Dark, beady eyes regarded him. They changed remarkably from moment to moment. At one instant they were filled with a flaming fury which was practically madness. At another they seemed to grow cunning. Yet again they showed animal-like fear.

Calhoun said detachedly, "I doubt that there's any use in talking to you now. I'll wait until you have the situation figured out. I'm in the ship. There appears to be nobody else in a condition to start any trouble. The two men your—ah—mop-up party brought here are out for some days." He added explanatorily, "Polysulphate. An overdose. It's so simple I didn't think you'd guess it. I knocked them out so you'd be ready to let me in with a third specimen."

The mummylike bound figure made inarticulate noises. There was the sound of grinding teeth. There were bubbling sounds of crazy, frustrated rage.

"You're in a state of emotional shock," said Calhoun. "I guess that part is real and part is faked. I'll leave you alone to get over it. I want some information. I think you'll want to bargain. I'll leave you alone to work it out."

He went out of the laboratory. He felt an acute distaste for the man he'd captured. It was true that he believed the small man had received an emotional shock on finding himself captured and helpless. But a part of that shock would be rage so horrible as to threaten madness. Calhoun guessed coldly that anyone who had made the decision and lived the life he ascribed to the bound man—his guess, as it happened, was remarkably exact—could literally be goaded to death or madness, now that he was bound and could be taunted at will. It happened that he did not want to taunt his prisoner.

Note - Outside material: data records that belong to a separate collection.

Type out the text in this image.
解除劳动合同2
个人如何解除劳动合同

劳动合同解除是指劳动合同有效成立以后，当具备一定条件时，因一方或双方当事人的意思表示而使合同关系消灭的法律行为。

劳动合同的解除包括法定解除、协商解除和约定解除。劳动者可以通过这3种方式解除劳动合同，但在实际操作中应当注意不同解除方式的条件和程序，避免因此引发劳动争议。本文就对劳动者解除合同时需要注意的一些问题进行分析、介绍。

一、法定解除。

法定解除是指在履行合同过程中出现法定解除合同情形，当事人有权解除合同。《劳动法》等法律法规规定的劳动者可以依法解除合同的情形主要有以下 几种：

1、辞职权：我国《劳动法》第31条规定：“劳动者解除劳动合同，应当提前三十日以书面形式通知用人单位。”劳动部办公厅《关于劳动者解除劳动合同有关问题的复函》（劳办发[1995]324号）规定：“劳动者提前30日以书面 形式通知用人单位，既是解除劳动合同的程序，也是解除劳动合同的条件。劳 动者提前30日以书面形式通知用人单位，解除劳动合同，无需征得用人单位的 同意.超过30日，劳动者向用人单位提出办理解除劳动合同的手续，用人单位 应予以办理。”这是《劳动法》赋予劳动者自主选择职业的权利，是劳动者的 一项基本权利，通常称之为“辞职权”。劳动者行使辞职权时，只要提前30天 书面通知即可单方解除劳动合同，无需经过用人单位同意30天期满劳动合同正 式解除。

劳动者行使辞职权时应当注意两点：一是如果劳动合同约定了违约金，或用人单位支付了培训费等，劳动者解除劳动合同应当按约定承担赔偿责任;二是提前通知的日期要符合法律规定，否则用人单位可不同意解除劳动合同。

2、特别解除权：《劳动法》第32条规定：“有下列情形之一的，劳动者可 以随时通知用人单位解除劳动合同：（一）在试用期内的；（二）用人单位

He went over the ship. He checked its type and design, verified the spaceyard in which it had been built, made an exact list in his own mind of what would be needed to make it into an inert hulk of no use to anybody, and then went back to the laboratory.

His prisoner panted, exhausted. There were very minor stretchings of the cloth strips which held him. Calhoun matter-of-factly made them tight again. His prisoner spat unspeakable, hysterical curses at him.

"Good," said Calhoun, unmoved. "Get the madness out of your system and we'll talk."